Homescapes






Yale School of Architecture
Spring 2020 Advanced Studio
Critics Tatiana Bilbao w/ Andrei Harwell
Studio Website 
As a society we live very distinct lives which are not static but mutable on many time scales. How we create a home for ourselves changes across a lifetime and even in our daily routines. Currently, we conceptualize our homes around spaces - bedroom, living room, kitchen. This project attempts to conceptualize the home in time and seeks a form which addresses the mutable nature of dwelling. Interchangeable model parts are used to investigate the home at a series of scales including objects, furniture, and partitions.
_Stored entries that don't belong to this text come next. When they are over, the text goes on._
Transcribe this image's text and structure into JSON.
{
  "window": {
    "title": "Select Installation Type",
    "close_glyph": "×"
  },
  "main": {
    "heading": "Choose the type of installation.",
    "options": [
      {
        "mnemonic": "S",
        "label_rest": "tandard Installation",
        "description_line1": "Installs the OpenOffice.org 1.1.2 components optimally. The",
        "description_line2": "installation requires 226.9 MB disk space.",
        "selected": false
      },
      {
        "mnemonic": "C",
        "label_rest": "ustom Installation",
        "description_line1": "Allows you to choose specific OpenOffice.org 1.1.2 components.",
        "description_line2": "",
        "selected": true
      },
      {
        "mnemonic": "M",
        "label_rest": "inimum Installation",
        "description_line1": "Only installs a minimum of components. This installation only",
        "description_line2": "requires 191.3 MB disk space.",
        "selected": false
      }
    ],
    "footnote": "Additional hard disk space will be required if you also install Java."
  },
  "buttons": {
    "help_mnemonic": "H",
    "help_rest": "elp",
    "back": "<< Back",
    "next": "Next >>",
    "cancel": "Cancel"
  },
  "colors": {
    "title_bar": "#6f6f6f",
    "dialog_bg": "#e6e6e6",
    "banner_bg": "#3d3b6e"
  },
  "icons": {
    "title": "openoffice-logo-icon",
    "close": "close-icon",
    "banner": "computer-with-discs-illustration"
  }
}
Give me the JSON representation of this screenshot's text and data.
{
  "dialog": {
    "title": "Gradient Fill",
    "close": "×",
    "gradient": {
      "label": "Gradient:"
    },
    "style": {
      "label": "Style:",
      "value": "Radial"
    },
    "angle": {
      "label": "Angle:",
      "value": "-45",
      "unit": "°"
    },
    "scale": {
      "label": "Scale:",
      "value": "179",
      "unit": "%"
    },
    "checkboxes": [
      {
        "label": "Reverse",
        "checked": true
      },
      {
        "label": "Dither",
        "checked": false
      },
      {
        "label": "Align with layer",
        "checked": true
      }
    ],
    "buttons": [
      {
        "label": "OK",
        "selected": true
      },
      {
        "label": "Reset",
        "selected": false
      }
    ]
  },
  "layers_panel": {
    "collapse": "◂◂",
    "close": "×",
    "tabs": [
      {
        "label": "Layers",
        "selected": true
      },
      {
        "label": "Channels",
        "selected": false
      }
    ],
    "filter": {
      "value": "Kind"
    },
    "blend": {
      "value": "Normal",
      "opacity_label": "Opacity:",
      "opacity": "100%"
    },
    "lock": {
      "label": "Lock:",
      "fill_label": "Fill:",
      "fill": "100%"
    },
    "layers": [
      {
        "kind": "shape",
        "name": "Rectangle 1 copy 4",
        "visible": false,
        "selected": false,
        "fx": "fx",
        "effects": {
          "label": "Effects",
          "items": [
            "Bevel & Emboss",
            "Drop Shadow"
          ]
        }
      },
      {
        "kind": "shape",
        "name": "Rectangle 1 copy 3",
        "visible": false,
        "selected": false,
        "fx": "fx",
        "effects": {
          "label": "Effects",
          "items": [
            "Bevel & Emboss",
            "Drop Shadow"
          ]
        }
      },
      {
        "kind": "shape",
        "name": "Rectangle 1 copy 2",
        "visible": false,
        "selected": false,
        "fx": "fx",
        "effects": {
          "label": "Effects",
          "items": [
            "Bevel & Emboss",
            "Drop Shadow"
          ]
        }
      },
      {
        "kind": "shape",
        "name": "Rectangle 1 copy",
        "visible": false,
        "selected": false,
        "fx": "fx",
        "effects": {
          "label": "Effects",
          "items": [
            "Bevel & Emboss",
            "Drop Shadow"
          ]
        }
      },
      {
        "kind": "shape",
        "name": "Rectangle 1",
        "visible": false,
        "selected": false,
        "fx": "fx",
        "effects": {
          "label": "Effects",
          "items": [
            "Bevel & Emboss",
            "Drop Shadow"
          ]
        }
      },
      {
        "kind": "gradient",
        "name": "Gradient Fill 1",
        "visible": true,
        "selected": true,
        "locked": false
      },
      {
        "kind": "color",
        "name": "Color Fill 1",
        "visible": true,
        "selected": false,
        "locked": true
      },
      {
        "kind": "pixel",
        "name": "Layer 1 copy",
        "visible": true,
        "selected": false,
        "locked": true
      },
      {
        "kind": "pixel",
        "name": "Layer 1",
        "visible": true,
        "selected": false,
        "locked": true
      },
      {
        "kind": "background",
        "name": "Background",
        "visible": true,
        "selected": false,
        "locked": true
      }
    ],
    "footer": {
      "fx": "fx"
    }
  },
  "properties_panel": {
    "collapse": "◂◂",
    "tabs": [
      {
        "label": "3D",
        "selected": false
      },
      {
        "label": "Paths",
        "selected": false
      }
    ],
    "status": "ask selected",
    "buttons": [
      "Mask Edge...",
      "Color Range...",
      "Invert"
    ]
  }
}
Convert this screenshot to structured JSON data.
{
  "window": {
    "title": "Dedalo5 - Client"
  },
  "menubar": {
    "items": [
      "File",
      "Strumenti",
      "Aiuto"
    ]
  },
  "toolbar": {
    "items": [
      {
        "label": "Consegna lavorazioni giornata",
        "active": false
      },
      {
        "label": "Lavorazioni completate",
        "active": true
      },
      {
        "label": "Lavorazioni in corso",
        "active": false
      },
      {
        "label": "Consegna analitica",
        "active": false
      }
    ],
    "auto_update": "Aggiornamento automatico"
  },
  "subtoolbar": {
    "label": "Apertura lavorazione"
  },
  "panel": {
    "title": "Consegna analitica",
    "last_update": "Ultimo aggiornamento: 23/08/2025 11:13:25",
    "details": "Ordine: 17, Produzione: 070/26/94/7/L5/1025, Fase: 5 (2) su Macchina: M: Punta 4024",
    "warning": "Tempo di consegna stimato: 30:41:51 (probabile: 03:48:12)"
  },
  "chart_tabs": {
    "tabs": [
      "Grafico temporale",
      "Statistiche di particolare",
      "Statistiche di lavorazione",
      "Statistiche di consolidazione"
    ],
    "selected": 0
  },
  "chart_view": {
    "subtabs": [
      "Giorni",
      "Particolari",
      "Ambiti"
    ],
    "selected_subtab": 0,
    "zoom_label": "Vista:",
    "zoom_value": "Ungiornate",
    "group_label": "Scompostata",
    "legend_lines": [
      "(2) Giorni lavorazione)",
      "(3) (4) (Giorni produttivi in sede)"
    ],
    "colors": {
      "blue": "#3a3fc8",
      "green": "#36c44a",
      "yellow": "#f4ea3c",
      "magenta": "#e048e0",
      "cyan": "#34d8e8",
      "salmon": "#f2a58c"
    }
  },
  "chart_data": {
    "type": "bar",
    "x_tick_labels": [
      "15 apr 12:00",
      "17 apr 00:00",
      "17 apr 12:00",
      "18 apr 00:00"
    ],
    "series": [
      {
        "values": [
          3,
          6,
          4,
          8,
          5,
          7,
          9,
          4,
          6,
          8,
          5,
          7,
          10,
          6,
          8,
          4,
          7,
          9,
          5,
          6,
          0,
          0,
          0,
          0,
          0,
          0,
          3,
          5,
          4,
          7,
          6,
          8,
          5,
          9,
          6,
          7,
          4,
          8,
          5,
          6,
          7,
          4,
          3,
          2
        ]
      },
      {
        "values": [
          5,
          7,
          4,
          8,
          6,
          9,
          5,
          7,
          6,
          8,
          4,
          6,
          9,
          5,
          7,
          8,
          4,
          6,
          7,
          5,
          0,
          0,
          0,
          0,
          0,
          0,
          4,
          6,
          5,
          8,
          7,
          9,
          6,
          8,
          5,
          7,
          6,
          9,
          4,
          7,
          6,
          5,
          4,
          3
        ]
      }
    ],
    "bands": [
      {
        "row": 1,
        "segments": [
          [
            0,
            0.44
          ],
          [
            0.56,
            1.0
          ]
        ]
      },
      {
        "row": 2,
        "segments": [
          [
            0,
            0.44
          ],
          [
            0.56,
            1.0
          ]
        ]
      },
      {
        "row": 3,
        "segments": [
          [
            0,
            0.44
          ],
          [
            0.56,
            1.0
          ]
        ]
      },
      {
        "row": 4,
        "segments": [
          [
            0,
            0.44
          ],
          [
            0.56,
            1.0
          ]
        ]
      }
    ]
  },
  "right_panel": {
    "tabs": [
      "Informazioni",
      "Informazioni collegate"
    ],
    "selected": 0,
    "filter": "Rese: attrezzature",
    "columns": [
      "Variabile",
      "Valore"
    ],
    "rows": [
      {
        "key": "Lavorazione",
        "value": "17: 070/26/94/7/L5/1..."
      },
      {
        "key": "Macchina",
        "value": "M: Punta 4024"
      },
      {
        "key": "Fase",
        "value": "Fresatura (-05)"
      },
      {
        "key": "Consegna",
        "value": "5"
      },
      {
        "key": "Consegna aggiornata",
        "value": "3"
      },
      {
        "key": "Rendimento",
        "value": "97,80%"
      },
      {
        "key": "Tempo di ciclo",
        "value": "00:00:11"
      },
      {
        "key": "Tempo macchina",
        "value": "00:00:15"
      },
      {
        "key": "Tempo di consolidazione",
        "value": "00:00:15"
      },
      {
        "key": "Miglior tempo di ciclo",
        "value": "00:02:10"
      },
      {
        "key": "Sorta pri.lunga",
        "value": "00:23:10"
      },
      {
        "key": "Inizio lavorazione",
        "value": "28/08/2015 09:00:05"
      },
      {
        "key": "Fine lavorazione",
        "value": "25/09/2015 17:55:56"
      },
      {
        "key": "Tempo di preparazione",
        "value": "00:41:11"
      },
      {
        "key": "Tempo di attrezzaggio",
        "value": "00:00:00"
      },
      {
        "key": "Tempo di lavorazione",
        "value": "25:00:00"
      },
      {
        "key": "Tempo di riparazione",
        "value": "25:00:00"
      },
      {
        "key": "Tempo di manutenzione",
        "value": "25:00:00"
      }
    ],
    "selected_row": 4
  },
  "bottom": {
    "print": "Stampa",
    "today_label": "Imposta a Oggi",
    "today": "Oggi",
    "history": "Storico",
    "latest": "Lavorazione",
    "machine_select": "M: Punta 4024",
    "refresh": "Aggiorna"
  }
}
Santa Maria la Ribera, CDMX

The historic neighborhood of Santa Maria la Ribera has undergone significant change over the past century. Originally a planned community of single family row-homes, it has increasingly been the site of new multi-family construction and gentrification. Within the neighborhood, there remains a private street of single family homes known as Loto. Many of these homes have been abandoned, providing an opportunity to organize a new community within the shells of the former homes while maintaining the character of the neighborhood. 





Private Streets

Mexico City has an ongoing history of private streets or “privada” as they are known. They occur at many scales, sometimes acting as communal courtyards, sometimes as dead end streets. The surrounding neighborhood has many of these streets left behind and, as demonstrated in the vecindad typology, provide opportunities for commoning between families.





Common Model

Midterm Review

The semester was driven in large part by a desire to work in a common style. Research was a collaborative process and the studio worked to produce a large common model on which to display our work. In contrast to a typical site model, it was intended to act as a live tool, constantly undergoing changes and demonstrating the life and culture of the neighborhood as much as it demonstrated completed designs.




The Elements of Home

Prior to the midreview, my focus was on studying how we make a home for ourselves through elements not considered traditionally in the realm of architecture: partitions, furniture, and objects. The models were a way of tracking how our definitions may change over time.




Homescapes of Time

The initial investigation instigated a conceptual framework to design spaces within a home not based on a specific use but based on timescales. These included homescapes at the scale of one minute, one hour, one day, one night, one week, one month, one season, one year, and one decade. The focus was on creating intentionally designed spaces, without an intentional use.











Dispersed Commons

The homescapes were then dispersed across the homes of Loto, creating a series of objects and spaces as part of a dispersed commons for residents. The timelines of homescapes could then be combined to consider what experience might result when it is intended for a series of timescales, for example one day - one week - one season, or one minute - one hour - one day.